MPs to vote on free speech clause to ‘gay hatred’ law

The Government will attempt to overturn the free speech amendment to the ‘homophobic hatred’ offence in the Commons on Tuesday (6 May), official sources say.

The amendment was passed in the Lords on Monday 21 April. It makes clear that criticising homosexual practice or urging people to refrain from such conduct will not, in itself, be a crime.

If MPs vote to overturn the amendment, the Lords will get another chance to vote on the matter on Wednesday (7 May).

The amendment says, “In this Part, for the avoidance of doubt, the discussion or criticism of sexual conduct or practices or the urging of persons to refrain from or modify such conduct or practices shall not be taken of itself to be threatening or intended to stir up hatred.”

In recent years there have been a number of cases where overzealous police officers have unjustly interfered with the rights of people to express their religious beliefs on sexual ethics.

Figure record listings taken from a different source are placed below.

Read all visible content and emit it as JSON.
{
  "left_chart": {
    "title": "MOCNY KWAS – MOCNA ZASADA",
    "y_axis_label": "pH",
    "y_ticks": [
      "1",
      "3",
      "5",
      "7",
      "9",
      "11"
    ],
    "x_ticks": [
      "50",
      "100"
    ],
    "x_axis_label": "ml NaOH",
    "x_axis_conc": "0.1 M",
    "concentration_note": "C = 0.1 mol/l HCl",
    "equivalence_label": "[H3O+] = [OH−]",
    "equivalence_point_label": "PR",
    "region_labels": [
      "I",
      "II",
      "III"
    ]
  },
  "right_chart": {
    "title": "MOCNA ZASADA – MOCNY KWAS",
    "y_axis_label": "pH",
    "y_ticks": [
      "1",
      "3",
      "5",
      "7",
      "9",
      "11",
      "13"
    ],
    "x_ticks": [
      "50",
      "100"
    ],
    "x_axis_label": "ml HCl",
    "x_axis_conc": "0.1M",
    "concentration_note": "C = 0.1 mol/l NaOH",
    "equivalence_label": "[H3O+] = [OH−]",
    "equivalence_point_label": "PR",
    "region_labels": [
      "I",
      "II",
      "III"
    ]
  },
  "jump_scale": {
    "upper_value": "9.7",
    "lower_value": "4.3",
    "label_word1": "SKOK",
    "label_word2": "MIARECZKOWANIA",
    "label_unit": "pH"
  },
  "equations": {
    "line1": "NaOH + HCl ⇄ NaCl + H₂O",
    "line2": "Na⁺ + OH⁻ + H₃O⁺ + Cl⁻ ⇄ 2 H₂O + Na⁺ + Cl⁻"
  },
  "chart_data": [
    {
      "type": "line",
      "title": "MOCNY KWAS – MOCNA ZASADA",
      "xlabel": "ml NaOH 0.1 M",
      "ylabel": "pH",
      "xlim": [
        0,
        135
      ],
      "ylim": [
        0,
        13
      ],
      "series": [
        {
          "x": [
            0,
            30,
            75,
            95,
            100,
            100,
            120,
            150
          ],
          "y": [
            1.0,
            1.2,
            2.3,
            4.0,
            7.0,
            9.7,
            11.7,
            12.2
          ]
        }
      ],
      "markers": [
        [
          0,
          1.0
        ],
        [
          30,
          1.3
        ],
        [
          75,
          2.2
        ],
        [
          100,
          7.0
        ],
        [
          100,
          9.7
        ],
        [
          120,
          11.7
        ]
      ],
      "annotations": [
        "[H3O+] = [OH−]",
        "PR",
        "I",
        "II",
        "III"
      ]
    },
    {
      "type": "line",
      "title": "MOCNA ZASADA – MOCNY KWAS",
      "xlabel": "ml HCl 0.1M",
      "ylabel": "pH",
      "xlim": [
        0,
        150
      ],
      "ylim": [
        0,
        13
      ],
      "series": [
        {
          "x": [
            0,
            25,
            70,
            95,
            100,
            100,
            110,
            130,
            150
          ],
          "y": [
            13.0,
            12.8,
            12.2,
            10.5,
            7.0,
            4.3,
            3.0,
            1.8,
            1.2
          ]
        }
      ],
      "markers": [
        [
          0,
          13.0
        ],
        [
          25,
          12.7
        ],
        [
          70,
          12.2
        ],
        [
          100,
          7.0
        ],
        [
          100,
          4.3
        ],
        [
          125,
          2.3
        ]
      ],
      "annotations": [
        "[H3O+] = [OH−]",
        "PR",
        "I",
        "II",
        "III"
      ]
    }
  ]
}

Speaking during the Lords debate in April, Lord Waddington said: “Some might say that the amendment is now so moderate in its terms that it merely states the obvious and is therefore unnecessary, but those who say that are, I fear, closing their eyes to what has really happened in recent years.”

“When it comes to language touching on matters of sexual orientation, there has already been a load of trouble with the police misapplying the existing Public Order Act. It is our plain duty to try to prevent this continuing to happen,” he added.

Lord Waddington

Lord Waddington tabled the free speech amendment in the Lords.

Lord Waddington was supported by Labour Peer, Lord Anderson of Swansea, who said: “I guess that many of us have been impressed by letters from individuals around the country who have been met with overzealous police officers who have caused great anxiety until eventually the individuals have been told that no prosecutions will follow.

“Surely, the aim of this quite modest amendment would be to deter such overzealous police officers from causing such anxiety. I believe that this amendment is indeed modest, and I will have no hesitation in supporting it.”

The Government minister, Lord Hunt of Kings Heath, said the amendment is not necessary: “I want to say at once that I understand the issues that the noble Lord and others have raised; it is described as a chilling effect, this concern that the passage of this legislation would unnecessarily inhibit the absolute right of freedom of speech.

“I certainly understand those concerns, but none the less the Government continue to believe strongly that the kind of clarification in the noble Lord’s amendment, which differs from his in Committee, is not necessary.”